Doctors like Siccama and Amy Young-Snodgrass, MD, who specialize in child abuse pediatrics at Children’s Hospital, were committed to Payge’s care and determined to help her survive. After 10 days in the hospital, Payge had improved and gained enough weight under the watchful and attentive care of the physicians, nurses, and staff that she was discharged to a foster family.
That family would become her forever home.
“I got the call to take in a three-month-old ‘failure-to-thrive,’” Huff remembers. “When I first saw her at the hospital, I immediately started to cry because she was so small.
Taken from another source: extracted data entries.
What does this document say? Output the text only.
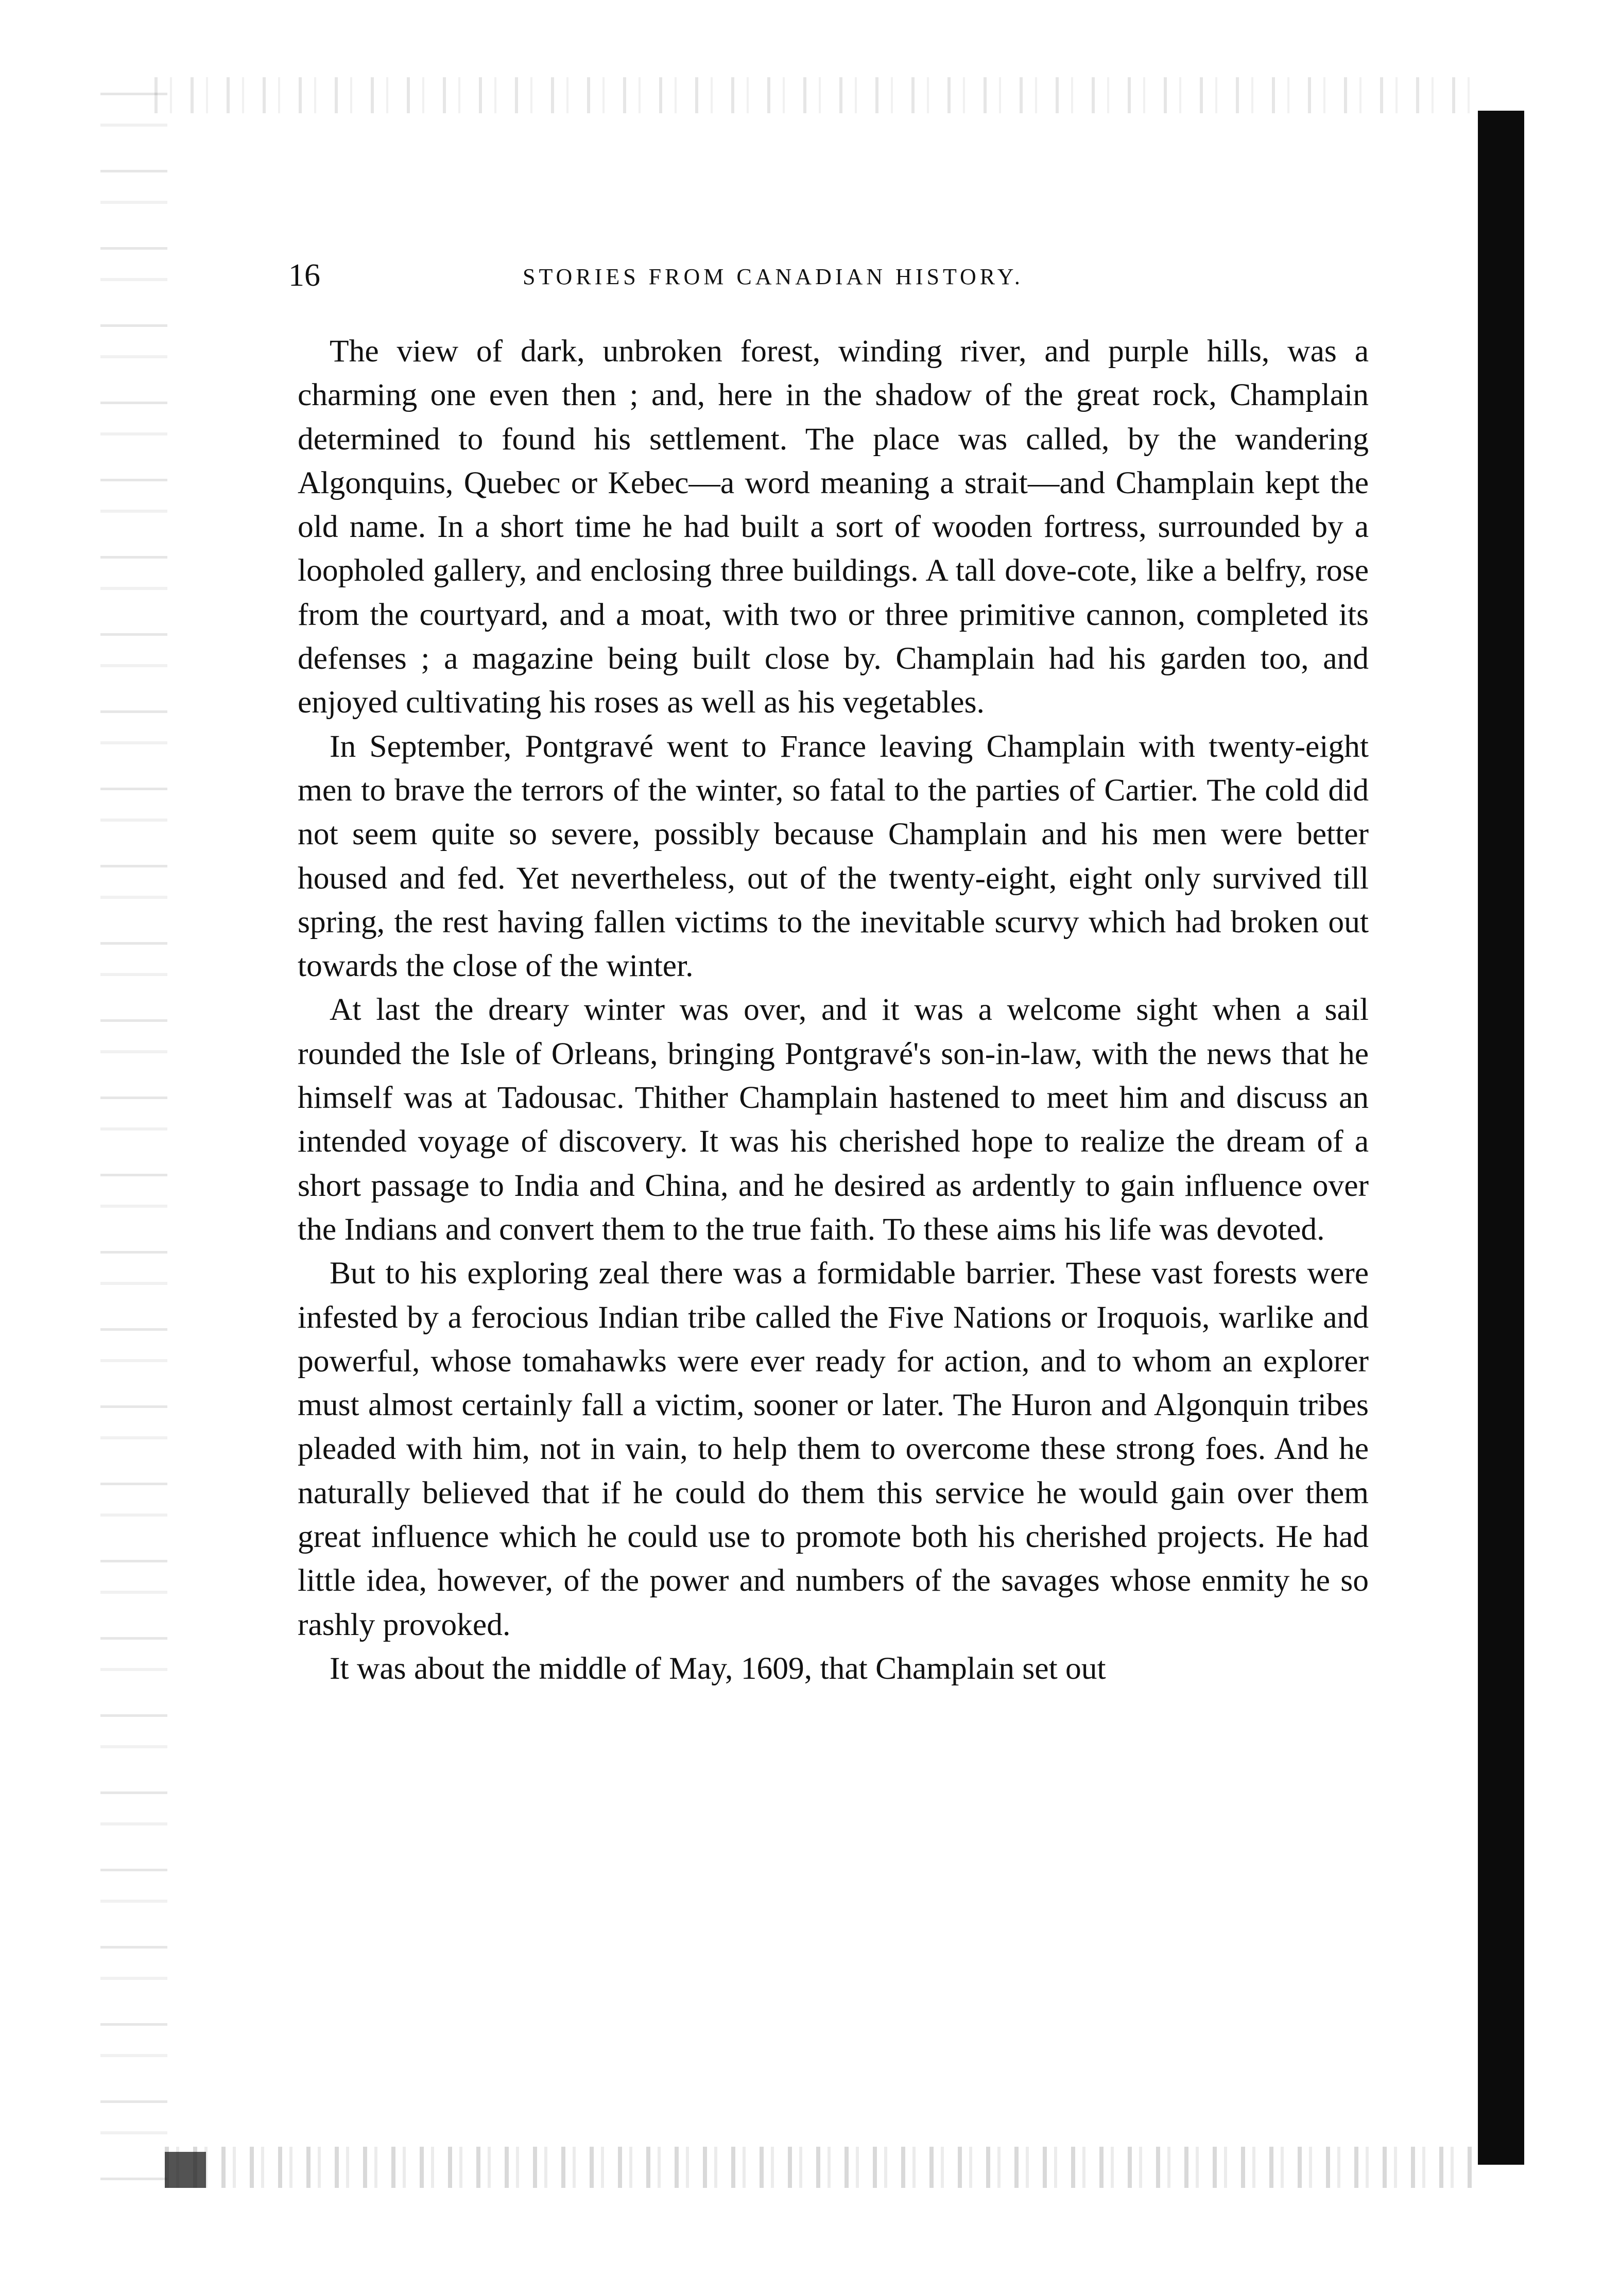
16	STORIES FROM CANADIAN HISTORY.

The view of dark, unbroken forest, winding river, and purple hills, was a charming one even then ; and, here in the shadow of the great rock, Champlain determined to found his settlement. The place was called, by the wandering Algonquins, Quebec or Kebec—a word meaning a strait—and Champlain kept the old name. In a short time he had built a sort of wooden fortress, surrounded by a loopholed gallery, and enclosing three buildings. A tall dove-cote, like a belfry, rose from the courtyard, and a moat, with two or three primitive cannon, completed its defenses ; a magazine being built close by. Champlain had his garden too, and enjoyed cultivating his roses as well as his vegetables.

In September, Pontgravé went to France leaving Champlain with twenty-eight men to brave the terrors of the winter, so fatal to the parties of Cartier. The cold did not seem quite so severe, possibly because Champlain and his men were better housed and fed. Yet nevertheless, out of the twenty-eight, eight only survived till spring, the rest having fallen victims to the inevitable scurvy which had broken out towards the close of the winter.

At last the dreary winter was over, and it was a welcome sight when a sail rounded the Isle of Orleans, bringing Pontgravé's son-in-law, with the news that he himself was at Tadousac. Thither Champlain hastened to meet him and discuss an intended voyage of discovery. It was his cherished hope to realize the dream of a short passage to India and China, and he desired as ardently to gain influence over the Indians and convert them to the true faith. To these aims his life was devoted.

But to his exploring zeal there was a formidable barrier. These vast forests were infested by a ferocious Indian tribe called the Five Nations or Iroquois, warlike and powerful, whose tomahawks were ever ready for action, and to whom an explorer must almost certainly fall a victim, sooner or later. The Huron and Algonquin tribes pleaded with him, not in vain, to help them to overcome these strong foes. And he naturally believed that if he could do them this service he would gain over them great influence which he could use to promote both his cherished projects. He had little idea, however, of the power and numbers of the savages whose enmity he so rashly provoked.

It was about the middle of May, 1609, that Champlain set out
All of my foster babies have been failure-to-thrive [cases], but Payge was just so small and so sickly looking.”
From the first moment Payge clung to her finger, Huff wanted Payge as part of their family.
“I just knew from that day,” Huff says. “She just became part of us.”
Payge’s adoption was finalized in 2020. Now almost three years old, Payge is thriving in the loving care of her family.
Young-Snodgrass, also the chief of forensic pediatrics at Children’s Hospital, says they respond to approximately 2,500 cases of child abuse per year, but the numbers have risen during the pandemic.
“Just a few months into COVID-19, we started to see a drastic increase in the number of egregious cases of child abuse,” says Young-Snodgrass. “I’ve done this for 16 years, and within two to three months of COVID, we were seeing six to seven cases of severe child abuse a week, whereas we would normally have two cases a week.”
Children’s Hospital is committed to helping children disproportionately affected in the community by abuse, neglect, and other adverse childhood experiences to reach a place of wholeness, health, and safety.
To report child abuse, San Bernardino County residents can dial 2-1-1 to anonymously report or call the county hotline at 1-800-827-8724.